Por que você não volta para sua casa, para sua terra?
De acordo com determinadas mulheres migrantes, em particular haitianas e venezuelanas, mas também de outras nacionalidades, é com essa pergunta que muitos brasileiros ou brasileiras as abordam nos locais de trabalho, de moradia ou na rua. Pergunta que, como tantas outras, emerge nos lugares de destino, escondendo quase sempre boa dose de discriminação, de xenofobia, de preconceito e de temor... para não falar do racismo puro e simples. Pergunta que, além disso, desconhece tantos rostos desfigurados, tantos corpos cansados e tantas almas feridas por longa travessia. Travessia que, em lugar de julgamentos imediatos e precipitados, exige um olhar de atenção e cuidado, junto com um coração disposto à escuta.
Cabe sublinhar que a pergunta dissimula, mal e maldosamente, um rechaço bastante generalizado por todas as sociedades que recebem migrantes. Desencontro que, não raro, vem formulada de outra forma, bem menos sutil e mais declarado: o que você veio fazer aqui? Por que não ficou com seu povo? Por que nos incomodar? Pior ainda: "esta terra é nossa, não lhe pertence"! “Cada um na terra em que nasceu”! Multiplicam-se esses olhares cruzados, oblíquos e enviesados, os quais, ao mesmo tempo, velam e revelam, sinais de intolerância e intransigência. Atitudes que, com certa frequência, desdobram-se em palavras, ações e gestos negativamente afiados, agressivos e ameaçadores, chegando às vias de fato.
Semelhantes dedos em riste, apontados para quem vem "de fora", criminalizam o próprio ato de migrar. O medo dos "de dentro", consciente ou inconscientemente, se bate com a coragem e a esperança do outro, do estranho, do diferente. O encontro e a possibilidade do diálogo acabam sendo substituídos pela barreira que se estabelece entre o grupo dos "nossos" e o grupo "deles". Em lugar de comunidades abertas, formam-se guetos fechados, hermeticamente cerrados a qualquer tipo de comunicação. Espécie de "bolhas" isoladas que, com certa frequência, acabam se convertendo em terreno propício para hostilidades e ódios de ambos os lados. Tensões que permanecem subterrâneas, mas vivas, e que, a qualquer momento e por qualquer coisa, podem explodir em conflitos explícitos.

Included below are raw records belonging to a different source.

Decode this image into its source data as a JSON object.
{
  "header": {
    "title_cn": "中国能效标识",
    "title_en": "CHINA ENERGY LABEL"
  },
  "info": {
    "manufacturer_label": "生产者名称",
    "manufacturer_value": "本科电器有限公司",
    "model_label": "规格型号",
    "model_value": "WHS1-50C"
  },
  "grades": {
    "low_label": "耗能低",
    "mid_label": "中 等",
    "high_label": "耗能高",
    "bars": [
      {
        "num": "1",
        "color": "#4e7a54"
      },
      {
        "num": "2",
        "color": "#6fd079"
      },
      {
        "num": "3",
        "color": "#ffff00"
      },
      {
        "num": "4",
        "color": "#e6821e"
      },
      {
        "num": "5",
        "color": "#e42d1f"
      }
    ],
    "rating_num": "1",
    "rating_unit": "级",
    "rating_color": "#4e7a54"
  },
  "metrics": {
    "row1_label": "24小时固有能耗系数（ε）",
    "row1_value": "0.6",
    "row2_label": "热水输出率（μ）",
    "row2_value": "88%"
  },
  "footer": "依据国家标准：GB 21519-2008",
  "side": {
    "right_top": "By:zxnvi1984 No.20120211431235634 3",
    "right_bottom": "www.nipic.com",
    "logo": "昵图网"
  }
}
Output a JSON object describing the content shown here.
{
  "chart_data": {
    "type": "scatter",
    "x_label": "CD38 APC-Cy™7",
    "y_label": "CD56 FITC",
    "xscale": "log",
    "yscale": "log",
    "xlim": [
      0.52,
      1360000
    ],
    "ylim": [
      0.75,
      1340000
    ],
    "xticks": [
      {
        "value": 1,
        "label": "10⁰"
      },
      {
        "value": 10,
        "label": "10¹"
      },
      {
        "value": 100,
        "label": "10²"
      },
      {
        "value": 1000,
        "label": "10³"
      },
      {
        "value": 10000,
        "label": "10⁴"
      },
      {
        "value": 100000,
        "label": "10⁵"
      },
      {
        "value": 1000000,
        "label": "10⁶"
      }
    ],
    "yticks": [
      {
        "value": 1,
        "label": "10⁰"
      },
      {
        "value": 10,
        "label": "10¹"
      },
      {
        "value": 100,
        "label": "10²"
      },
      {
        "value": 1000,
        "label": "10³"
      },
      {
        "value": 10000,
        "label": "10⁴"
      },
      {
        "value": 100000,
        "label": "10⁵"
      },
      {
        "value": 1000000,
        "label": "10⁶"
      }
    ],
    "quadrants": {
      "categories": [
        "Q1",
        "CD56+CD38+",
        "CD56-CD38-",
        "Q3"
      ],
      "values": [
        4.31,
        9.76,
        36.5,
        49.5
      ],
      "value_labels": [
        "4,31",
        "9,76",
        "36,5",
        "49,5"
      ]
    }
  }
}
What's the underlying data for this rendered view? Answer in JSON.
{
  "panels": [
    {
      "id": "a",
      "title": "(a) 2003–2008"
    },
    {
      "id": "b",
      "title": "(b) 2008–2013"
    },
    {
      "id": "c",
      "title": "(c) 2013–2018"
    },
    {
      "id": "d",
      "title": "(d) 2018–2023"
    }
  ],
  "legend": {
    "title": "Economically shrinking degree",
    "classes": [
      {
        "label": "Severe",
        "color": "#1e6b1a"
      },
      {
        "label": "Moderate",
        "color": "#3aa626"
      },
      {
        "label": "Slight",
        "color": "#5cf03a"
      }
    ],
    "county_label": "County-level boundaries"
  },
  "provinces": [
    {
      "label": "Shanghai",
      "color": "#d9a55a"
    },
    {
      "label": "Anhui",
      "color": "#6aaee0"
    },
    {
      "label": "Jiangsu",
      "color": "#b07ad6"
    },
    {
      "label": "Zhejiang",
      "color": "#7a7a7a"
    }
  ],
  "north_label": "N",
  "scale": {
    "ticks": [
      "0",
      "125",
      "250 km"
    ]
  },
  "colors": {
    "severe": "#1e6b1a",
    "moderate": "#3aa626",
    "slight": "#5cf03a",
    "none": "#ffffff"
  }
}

Dessa forma, levanta-se um obstáculo ao aprendizado e enriquecimento mútuos. Descarta-se desde logo o "outro", como uma fonte e uma oportunidade de crescimento. De acordo com a Doutrina Social da Igreja, no coração de cada pessoa e no coração de cada cultura existem sementes do Verbo. O que significa que o outro é um lugar teológico e espiritual de valores e de riqueza. Fechar-se ao encontro e ao diálogo com ele, é renegar essa nascente de água viva que vem de lugares e povos distintos e plurais. Longe de nos empobrecer, o migrante nos enriquece na exata medida em que estivermos abertos ao confronto, à depuração e à purificação de nossa própria cultura, esta também, como as demais, marcada por anjos e demônios, por joio e trigo, por valores e contravalores.
Mas não é só isso. Ao longo da história, não poucas civilizações devem seu desenvolvimento ao aporte e à contribuição dos grandes deslocamentos humanos e dos migrantes. Estes, de fato, até mesmo por sua energia jovem e entusiasta, podem representar sangue novo em sociedades que caminham a passos largos para o declínio e a decadência; ou então podem constituir oxigênio primaveril em organismos que descambam de forma irreversível para o outono. Rechaçá-los, sem mais nem menos, equivale a perder a capacidade de renovação, de uma verdadeira e positiva metamorfose. A presença do outro sempre questiona e interpela, fazendo emergir perguntas que desencadeiam o mecanismo dinâmico da própria identidade, nossa e dele. A mobilidade humana entrelaça e tece relações novas e inéditas.
Nessa perspectiva, migrantes e migrações, em vez de problema, perigo ou ameaça, podem ser antes sinal de real e efetiva oportunidade. Oportunidade de interação, intercâmbio e crescimento recíproco. Disso decorre a insistência do Papa Francisco no sentido de "superar a globalização da indiferença pela cultura do encontro, do diálogo e da solidariedade". Conclui-se que, ao invés de perguntar "por que você não volta para sua casa, para sua terra" – dever-se-ia perguntar "o que você tem a nos dizer"? Com isso, poderia abrir-se o grandioso e evangélico serviço da escuta. Somente essa escuta atenta e cuidadosa, qualificada e ativa, converte-se em bálsamo para a cura de chagas e feridas e, contemporaneamente, soma e multiplica nomes e histórias, laços e abraços, saberes e valores, amizade e fraternidade.